Freshness off the hook at Fork feast

July 20, 2009|By Rick Nichols, Inquirer Food Columnist
(Page 3 of 3)

A relative novice, Carl Fisher, the bearded L.A. sound man ("Hey, my name is Fisher!), hooks the first black bass keeper (a 13¾-incher; legal size is 12 inches).

He then proceeds to haul in five or six more, losing count.

McCarthy lands the biggest bass, a bit over 19 inches.

But not the biggest fish: His wife, Sharon, soon hooks a mighty fluke - the elusive fluke! - flat as a flapjack and, at 22 inches, heavy enough to require the net.

Story continues below.

A few bony sea robins - odd-looking fish the size of a dove, fins flared laterally like wings - are kept to flavor a sauce.

In no time, there's plenty in the cooler for a generous dinner.

Feury surveys the chest of ice back at Fork, lifting out a bass stiff with rigor mortis: "It's still almost alive," he says, showing how to scale and gut it to the one couple - foodies Chip and Lynn Brickman- who decide to avail themselves of this rather graphic part of the program.

By 7 p.m., the chef has his ducks in a row: For a starter (in homage to the mackerel used as bait) he has grilled some silvery Spanish mackerel that McCarthy dropped off the night before. Fuery had lightly salt-cured it, smoked it briefly over dried rosemary sprigs in a Weber out back, slicked it with Tuscan olive oil from Fork co-owner Roberto Sella's own olive grove, and sauced with a gently tangy baby carrot escabeche.

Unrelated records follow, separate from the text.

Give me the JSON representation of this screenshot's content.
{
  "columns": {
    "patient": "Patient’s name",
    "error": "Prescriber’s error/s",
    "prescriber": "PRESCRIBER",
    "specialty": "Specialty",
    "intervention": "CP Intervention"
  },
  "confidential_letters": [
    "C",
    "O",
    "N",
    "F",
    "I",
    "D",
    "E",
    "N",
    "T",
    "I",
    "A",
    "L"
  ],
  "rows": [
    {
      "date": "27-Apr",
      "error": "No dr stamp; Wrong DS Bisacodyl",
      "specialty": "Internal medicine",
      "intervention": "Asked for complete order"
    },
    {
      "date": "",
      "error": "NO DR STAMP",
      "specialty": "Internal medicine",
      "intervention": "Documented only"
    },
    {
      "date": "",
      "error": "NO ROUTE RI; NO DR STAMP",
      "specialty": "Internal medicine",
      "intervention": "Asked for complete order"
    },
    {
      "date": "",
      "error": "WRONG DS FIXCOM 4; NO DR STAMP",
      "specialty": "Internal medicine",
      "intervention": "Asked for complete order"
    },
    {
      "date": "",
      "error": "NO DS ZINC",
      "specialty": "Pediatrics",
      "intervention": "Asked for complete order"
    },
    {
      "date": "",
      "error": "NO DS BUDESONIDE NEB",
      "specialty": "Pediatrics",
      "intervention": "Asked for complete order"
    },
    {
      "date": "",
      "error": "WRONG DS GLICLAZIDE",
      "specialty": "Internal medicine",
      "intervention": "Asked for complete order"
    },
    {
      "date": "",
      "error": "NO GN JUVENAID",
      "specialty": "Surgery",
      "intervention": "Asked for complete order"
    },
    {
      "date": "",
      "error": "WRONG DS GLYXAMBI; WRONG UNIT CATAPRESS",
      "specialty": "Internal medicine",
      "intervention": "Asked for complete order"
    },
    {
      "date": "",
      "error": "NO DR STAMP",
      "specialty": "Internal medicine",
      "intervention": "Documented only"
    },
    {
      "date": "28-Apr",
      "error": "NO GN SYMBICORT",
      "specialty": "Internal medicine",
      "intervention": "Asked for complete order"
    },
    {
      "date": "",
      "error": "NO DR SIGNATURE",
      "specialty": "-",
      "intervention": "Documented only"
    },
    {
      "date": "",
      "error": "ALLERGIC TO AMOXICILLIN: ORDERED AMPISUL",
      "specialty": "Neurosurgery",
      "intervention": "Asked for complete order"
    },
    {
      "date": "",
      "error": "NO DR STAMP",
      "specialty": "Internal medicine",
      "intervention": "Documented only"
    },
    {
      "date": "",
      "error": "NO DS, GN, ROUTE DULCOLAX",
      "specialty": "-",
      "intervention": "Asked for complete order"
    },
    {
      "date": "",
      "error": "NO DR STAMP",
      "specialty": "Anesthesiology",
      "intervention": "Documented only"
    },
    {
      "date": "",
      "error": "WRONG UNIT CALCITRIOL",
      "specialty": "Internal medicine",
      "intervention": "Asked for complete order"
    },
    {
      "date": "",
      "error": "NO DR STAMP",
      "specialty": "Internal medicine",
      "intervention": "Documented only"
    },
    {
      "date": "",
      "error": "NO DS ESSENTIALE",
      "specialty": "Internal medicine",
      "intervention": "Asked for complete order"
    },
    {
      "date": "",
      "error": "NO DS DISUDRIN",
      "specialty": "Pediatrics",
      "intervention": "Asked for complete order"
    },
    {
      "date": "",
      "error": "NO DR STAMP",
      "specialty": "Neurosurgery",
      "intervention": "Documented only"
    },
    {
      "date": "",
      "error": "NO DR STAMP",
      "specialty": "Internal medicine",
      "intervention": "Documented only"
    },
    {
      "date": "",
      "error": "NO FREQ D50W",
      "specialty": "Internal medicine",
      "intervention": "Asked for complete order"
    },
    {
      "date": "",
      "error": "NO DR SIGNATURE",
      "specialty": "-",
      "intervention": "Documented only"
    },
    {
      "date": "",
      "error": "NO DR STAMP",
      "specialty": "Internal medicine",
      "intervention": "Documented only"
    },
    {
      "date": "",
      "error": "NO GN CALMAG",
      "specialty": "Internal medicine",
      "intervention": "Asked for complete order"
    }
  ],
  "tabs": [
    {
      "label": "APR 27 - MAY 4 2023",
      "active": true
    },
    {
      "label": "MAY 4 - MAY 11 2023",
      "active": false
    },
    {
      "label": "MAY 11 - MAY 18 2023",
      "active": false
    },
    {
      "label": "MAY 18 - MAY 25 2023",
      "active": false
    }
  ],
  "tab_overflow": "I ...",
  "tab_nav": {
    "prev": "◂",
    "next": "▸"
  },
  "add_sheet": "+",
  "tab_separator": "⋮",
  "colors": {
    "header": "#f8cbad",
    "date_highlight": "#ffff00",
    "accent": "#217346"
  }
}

Next come slick bulbs of fork-tender calamari - McCarthy had baited his lines with squid - stuffed with chorizo and oregano, and roasted eggplant.

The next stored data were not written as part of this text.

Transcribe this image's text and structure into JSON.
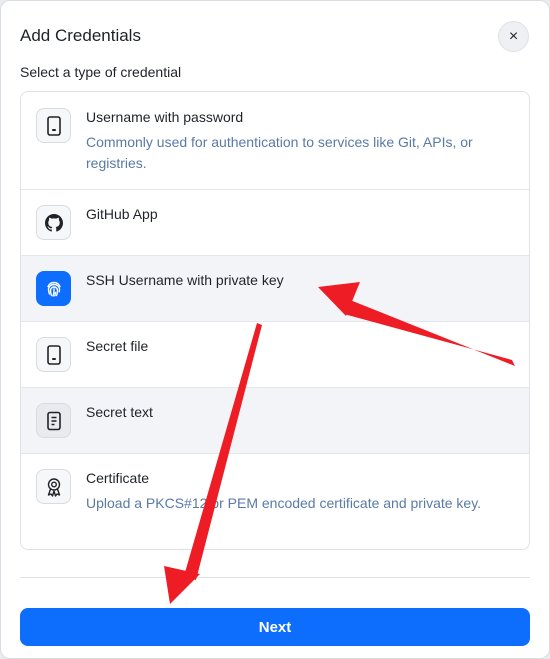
{
  "dialog": {
    "title": "Add Credentials",
    "close_label": "×",
    "subtitle": "Select a type of credential",
    "next_label": "Next"
  },
  "credential_types": [
    {
      "title": "Username with password",
      "description": "Commonly used for authentication to services like Git, APIs, or registries.",
      "icon": "phone-icon"
    },
    {
      "title": "GitHub App",
      "description": "",
      "icon": "github-icon"
    },
    {
      "title": "SSH Username with private key",
      "description": "",
      "icon": "fingerprint-icon"
    },
    {
      "title": "Secret file",
      "description": "",
      "icon": "phone-icon"
    },
    {
      "title": "Secret text",
      "description": "",
      "icon": "document-icon"
    },
    {
      "title": "Certificate",
      "description": "Upload a PKCS#12 or PEM encoded certificate and private key.",
      "icon": "award-icon"
    }
  ],
  "colors": {
    "accent": "#0d6efd",
    "description_text": "#5a7aa6",
    "annotation_arrow": "#ee1c25"
  }
}
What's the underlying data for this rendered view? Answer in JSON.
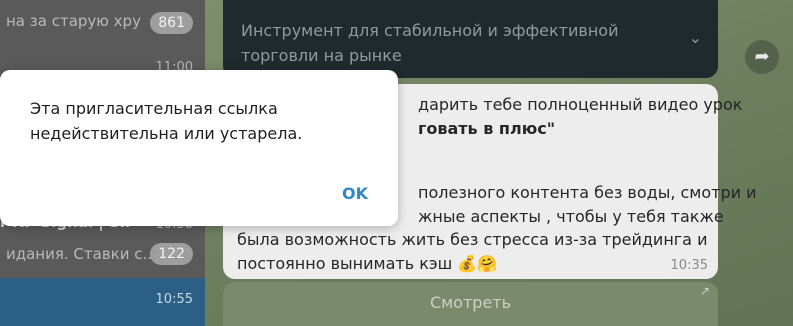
{
  "chat_list": {
    "row1": {
      "preview": "на за старую хру",
      "badge": "861",
      "time": "11:00"
    },
    "row2": {
      "title": "r XP Signal | Sil",
      "time": "10:58",
      "preview": "идания.  Ставки с...",
      "badge": "122"
    },
    "row3": {
      "time": "10:55"
    }
  },
  "channel_post": {
    "header_text": "Инструмент для стабильной и эффективной торговли на рынке",
    "message_lines": [
      "дарить тебе полноценный видео урок",
      "говать в плюс\"",
      "полезного контента без воды, смотри и",
      "жные аспекты , чтобы у тебя также",
      "была возможность жить без стресса из-за трейдинга и",
      "постоянно вынимать кэш 💰🤗"
    ],
    "time": "10:35",
    "watch_button": "Смотреть"
  },
  "dialog": {
    "message": "Эта пригласительная ссылка недействительна или устарела.",
    "ok_label": "OK"
  }
}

And the menu addendum: blocks of Sharon McCarthy's pan-roasted fluke, firm and mild, cooked in a saffron bouillabaisse broth flavored with the bony sea robins, then stacked over a bed of leeks and fennel, and rich heirloom tomatoes that had been slow-roasted all night over the oven's soft pilot light.

Ah, then the whole, succulently moist, silky-textured black sea bass, split and stuffed with lemon slices and herbs, roasted on a bed of fennel fronds, then paired with a sublime iman bayaldi, which is like the ratatouille of the gods, and a lush, green parsley coulis.

"Unfortunately," Feury intoned, as the party of 20 toasted him at the candle-lit chef's table at Fork: Etc., the bistro's lovely, prepared-foods wing, "we didn't catch any Key limes today. But that's what's for dessert - Key lime chiffon pie ."

But who was getting technical? The crew members had caught the lion's share of their supper.

They'd had it on the plate a little over seven hours out of the Atlantic.

And that's how they knew - for one of the few times in their lives - just exactly how fresh it was.